Astrid reporte son affection sur son fils Raphaël. C’est un enfant adopté qui est proche de sa mère. Sous ses airs nonchalants de grand adolescent la révolte couve. Elle finit par éclater au grand jour dans une trance d’où exhale l’ivresse de l’assassin. Matthieu Galoux est très crédible dans ce rôle de jeune adulte en mal de repères et en proie au silence malsain des adultes.

Le réalisateur, Joachim Lafosse, est adepte des atmosphères feutrées de la sphère privée où poignent les tensions refoulées. Le récit se déroule en un long flashback. Rien n’est montré, tout est suggéré dans une ambiance lourde et pesante. Les révélations sont soudaines et parcellaires si bien que l’on chemine au fur et à mesure des avancées de l’enquête. Si l’intrigue est un peu longue à se mettre en place, c’est pour mieux en dérouler le fil.

La mise-en-scène est particulièrement soignée avec des plans serrés et des cadres recherchés. Tout est cloisonné et se déroule entre des murs ou derrière une porte entrebâillée, ce qui donne une vision partielle de ce qu’il se passe vraiment. Les nombreux gros plans sur le visage d’Astrid insistent sur les émotions retenues. La première séquence la montre seule, face à elle-même, ses yeux se reflétant dans le miroir de sa voiture alors qu’elle se rend au commissariat de police.

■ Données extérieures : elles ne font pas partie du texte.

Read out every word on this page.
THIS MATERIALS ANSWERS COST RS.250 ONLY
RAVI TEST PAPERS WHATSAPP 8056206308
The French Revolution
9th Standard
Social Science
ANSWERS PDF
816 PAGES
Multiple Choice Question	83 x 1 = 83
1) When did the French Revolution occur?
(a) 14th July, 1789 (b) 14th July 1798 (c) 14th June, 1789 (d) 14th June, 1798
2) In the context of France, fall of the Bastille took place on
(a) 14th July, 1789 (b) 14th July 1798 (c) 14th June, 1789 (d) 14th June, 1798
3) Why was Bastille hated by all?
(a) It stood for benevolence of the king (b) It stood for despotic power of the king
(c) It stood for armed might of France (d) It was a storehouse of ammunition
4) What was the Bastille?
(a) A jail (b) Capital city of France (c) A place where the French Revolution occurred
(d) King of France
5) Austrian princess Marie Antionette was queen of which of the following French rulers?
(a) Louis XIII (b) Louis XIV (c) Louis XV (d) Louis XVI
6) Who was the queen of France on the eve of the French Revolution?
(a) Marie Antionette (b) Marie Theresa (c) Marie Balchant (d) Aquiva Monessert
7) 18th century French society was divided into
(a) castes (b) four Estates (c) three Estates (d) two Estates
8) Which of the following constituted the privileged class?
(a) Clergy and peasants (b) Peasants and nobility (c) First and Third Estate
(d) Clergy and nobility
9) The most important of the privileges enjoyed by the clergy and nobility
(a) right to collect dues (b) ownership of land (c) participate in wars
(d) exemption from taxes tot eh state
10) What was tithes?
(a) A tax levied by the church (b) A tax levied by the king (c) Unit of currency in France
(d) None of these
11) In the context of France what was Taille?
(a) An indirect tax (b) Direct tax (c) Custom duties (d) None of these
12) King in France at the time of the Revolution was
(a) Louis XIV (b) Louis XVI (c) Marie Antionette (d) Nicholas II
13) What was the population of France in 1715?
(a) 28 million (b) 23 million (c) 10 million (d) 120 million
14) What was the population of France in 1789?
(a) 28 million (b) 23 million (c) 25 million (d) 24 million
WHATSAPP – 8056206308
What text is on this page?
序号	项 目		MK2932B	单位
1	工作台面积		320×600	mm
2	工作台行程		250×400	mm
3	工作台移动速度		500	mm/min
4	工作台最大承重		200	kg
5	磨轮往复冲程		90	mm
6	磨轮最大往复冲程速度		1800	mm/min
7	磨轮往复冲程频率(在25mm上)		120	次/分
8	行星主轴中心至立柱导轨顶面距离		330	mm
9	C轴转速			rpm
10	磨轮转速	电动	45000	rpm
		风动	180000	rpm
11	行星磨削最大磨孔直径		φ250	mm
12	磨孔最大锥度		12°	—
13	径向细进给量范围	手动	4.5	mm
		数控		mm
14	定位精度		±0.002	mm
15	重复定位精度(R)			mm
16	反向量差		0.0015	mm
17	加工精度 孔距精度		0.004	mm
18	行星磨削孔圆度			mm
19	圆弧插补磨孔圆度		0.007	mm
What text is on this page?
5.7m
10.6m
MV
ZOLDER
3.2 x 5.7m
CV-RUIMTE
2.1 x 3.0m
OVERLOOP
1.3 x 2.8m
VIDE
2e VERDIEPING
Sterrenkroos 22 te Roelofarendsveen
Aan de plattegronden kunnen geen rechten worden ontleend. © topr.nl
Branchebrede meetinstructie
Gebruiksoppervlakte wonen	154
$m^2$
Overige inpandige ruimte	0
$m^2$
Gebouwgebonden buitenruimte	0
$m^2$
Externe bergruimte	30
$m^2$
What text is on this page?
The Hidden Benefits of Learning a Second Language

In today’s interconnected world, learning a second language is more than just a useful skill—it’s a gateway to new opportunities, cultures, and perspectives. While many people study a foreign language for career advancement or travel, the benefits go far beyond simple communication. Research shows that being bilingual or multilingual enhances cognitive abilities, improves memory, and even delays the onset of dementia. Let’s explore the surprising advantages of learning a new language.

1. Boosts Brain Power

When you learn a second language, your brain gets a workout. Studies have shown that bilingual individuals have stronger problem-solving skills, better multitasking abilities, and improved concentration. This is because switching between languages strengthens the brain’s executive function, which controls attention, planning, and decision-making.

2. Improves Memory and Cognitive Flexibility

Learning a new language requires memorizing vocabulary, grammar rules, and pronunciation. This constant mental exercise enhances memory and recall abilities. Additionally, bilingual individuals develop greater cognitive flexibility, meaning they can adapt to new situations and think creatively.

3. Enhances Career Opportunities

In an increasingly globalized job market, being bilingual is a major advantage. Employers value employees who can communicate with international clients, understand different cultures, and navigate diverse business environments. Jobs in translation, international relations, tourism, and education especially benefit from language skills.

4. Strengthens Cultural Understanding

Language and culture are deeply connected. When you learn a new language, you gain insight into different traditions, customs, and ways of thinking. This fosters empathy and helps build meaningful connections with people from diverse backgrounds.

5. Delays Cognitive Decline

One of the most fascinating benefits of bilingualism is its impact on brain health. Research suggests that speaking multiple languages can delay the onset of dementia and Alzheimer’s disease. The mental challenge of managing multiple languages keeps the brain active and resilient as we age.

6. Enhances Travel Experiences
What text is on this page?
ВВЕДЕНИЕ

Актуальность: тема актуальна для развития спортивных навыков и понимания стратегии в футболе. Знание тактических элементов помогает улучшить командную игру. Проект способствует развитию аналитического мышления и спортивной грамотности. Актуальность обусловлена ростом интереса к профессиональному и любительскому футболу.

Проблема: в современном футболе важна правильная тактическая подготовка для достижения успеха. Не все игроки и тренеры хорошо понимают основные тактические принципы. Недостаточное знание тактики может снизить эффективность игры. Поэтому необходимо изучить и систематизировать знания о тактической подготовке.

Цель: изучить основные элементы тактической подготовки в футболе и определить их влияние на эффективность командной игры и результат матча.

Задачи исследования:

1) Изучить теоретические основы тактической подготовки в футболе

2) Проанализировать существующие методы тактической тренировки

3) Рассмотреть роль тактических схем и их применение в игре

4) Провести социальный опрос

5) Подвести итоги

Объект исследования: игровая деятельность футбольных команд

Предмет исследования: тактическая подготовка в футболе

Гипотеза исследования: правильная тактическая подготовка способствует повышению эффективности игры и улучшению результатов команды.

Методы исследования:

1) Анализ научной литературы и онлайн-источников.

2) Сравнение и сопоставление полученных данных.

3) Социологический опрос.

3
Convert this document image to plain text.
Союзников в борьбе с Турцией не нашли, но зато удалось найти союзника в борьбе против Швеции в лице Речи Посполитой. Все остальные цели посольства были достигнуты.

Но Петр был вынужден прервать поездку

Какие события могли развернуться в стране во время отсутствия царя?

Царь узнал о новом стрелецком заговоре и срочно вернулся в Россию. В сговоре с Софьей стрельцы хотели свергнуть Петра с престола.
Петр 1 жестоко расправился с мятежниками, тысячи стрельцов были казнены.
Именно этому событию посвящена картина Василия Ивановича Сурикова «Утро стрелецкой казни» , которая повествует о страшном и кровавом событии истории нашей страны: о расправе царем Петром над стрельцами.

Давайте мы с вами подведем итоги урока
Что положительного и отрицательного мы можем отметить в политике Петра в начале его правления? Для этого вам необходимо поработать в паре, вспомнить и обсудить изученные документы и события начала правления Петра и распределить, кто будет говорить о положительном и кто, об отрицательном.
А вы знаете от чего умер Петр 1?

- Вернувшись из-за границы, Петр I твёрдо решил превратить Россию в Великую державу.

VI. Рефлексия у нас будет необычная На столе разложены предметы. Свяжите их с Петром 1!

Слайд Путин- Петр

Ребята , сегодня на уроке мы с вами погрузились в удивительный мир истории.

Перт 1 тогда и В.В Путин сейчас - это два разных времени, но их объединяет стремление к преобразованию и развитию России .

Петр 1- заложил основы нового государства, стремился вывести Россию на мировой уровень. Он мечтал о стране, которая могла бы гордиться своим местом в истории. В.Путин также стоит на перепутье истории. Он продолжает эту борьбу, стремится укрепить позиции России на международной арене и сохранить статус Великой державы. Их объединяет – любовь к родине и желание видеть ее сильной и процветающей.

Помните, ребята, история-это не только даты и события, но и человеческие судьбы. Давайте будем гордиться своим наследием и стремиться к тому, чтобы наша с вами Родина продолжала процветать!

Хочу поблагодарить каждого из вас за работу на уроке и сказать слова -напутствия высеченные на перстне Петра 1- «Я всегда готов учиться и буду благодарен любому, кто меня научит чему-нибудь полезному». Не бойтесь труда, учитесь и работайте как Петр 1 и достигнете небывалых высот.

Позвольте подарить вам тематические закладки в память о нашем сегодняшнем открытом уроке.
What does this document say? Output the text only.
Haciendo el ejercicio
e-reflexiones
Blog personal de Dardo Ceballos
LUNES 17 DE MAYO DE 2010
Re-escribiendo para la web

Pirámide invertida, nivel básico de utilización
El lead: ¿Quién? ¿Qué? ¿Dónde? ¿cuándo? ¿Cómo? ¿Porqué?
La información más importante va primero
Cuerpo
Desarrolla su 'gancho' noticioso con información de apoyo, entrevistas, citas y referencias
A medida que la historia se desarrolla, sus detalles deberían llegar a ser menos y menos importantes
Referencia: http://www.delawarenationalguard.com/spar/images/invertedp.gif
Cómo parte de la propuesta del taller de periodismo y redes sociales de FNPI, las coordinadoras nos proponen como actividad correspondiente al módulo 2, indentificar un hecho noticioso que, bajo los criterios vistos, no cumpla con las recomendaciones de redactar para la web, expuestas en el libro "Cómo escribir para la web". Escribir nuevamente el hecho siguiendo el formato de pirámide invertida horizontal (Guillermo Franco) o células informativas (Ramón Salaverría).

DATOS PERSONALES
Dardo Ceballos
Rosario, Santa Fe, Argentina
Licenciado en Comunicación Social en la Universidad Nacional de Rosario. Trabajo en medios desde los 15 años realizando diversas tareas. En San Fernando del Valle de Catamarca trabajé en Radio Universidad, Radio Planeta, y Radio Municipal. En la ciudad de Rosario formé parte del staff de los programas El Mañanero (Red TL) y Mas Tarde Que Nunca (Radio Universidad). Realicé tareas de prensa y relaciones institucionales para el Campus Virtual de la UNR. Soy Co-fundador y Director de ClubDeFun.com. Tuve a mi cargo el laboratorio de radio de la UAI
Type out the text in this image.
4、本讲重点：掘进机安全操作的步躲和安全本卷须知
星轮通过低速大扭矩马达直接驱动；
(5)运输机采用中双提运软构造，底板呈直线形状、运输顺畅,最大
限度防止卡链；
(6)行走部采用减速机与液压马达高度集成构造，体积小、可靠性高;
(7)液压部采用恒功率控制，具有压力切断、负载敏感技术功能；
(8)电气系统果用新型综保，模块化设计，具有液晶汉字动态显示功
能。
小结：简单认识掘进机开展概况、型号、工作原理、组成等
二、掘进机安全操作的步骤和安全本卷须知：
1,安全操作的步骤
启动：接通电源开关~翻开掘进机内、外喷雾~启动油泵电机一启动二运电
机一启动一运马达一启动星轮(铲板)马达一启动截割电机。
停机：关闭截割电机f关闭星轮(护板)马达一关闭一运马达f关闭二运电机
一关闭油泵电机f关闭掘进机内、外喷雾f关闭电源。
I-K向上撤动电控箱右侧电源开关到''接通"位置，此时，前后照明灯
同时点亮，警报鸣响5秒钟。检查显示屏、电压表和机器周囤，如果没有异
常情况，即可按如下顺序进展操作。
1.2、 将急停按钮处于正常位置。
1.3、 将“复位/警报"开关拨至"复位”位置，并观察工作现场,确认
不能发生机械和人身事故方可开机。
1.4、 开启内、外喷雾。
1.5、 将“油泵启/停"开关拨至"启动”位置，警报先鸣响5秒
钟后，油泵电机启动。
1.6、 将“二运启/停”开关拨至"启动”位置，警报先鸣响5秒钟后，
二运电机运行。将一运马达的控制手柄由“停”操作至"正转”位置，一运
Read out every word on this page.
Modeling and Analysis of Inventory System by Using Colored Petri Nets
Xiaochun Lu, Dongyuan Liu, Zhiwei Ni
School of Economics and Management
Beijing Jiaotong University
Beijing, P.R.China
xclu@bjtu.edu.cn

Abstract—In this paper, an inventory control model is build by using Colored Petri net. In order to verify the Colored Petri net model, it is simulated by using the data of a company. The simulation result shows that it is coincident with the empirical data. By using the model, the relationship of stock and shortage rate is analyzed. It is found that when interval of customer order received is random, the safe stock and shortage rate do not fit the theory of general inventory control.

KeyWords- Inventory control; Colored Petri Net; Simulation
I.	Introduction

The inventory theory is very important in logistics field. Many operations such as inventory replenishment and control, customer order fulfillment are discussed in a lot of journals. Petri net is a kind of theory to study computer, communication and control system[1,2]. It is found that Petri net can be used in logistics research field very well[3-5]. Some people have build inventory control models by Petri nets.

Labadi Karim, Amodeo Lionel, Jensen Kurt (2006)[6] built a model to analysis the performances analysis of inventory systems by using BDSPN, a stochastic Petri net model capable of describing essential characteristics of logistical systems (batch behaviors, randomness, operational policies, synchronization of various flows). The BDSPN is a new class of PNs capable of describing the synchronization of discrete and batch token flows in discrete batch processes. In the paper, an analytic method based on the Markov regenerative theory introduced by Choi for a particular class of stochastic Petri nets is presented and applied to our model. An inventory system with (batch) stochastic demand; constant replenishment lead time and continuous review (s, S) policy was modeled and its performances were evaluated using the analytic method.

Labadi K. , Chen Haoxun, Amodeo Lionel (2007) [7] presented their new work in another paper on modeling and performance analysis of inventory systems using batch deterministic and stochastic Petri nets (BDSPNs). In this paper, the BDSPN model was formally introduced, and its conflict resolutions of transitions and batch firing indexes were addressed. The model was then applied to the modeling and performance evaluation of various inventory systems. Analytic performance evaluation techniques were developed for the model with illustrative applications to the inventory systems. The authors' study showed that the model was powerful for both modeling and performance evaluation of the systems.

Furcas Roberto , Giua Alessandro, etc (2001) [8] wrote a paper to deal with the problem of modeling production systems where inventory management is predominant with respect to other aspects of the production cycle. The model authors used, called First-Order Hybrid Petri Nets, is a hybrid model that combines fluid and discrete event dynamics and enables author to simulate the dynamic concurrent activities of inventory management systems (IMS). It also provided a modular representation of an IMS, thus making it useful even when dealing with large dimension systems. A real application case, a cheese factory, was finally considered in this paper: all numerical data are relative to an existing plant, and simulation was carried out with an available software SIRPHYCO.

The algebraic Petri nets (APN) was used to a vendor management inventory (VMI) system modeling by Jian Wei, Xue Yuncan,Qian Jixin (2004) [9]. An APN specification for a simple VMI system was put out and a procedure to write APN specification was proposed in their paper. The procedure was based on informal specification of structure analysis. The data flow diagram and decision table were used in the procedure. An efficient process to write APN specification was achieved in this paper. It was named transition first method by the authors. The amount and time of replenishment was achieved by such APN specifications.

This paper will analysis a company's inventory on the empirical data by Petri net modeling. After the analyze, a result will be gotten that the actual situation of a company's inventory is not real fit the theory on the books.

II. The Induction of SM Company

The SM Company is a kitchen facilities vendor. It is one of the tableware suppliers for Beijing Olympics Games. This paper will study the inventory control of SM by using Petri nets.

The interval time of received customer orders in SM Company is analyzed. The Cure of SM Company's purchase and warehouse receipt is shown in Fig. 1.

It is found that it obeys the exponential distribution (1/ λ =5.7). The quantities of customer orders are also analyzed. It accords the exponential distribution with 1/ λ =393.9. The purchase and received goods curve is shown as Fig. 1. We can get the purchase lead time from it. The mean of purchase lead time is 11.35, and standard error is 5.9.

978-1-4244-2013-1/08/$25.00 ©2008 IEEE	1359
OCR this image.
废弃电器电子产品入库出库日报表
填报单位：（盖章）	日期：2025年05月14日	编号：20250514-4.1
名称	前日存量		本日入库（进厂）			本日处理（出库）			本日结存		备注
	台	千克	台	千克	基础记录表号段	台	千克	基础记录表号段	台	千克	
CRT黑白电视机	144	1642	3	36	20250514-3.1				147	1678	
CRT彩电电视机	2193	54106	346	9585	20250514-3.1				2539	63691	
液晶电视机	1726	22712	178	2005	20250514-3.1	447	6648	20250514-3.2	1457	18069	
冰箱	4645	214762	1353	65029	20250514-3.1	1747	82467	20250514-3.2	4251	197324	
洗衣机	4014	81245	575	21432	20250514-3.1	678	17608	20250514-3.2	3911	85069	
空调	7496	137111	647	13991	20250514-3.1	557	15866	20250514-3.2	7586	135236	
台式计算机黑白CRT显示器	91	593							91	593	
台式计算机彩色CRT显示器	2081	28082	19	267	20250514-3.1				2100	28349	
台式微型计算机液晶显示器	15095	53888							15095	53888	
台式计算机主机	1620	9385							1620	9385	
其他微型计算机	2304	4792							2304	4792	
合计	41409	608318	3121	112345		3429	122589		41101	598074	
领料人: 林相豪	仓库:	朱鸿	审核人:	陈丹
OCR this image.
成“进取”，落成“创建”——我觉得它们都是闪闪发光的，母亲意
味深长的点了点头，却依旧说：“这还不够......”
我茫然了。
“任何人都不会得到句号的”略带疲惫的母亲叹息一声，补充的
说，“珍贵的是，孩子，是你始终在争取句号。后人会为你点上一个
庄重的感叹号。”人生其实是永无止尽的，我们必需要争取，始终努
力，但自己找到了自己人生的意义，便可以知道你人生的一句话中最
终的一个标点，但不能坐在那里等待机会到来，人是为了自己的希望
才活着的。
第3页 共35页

L’environnement en arrière-plan est flouté et n’a pas d’importance par rapport aux personnages. Seule la grande maison familiale au fond d’un parc immense joue un rôle prépondérant. Son portail est grand ouvert et pourtant on ne peut pas y pénétrer. C’est l’antre du monstre et le lieu de la tentative de parricide, dévoilée quand la caméra franchit finalement la porte.

Au bout du bout de l’histoire, on ne comprend pas toujours tout mais on est soulagés d’une parole qui se libère enfin. Face aux non-dits étouffants, les enfants devenus grands réclament justice. Malgré un aspect parfois un peu répétitif, Un Silence construit du sens autour d’un cheminement et donne une voix à l’indicible.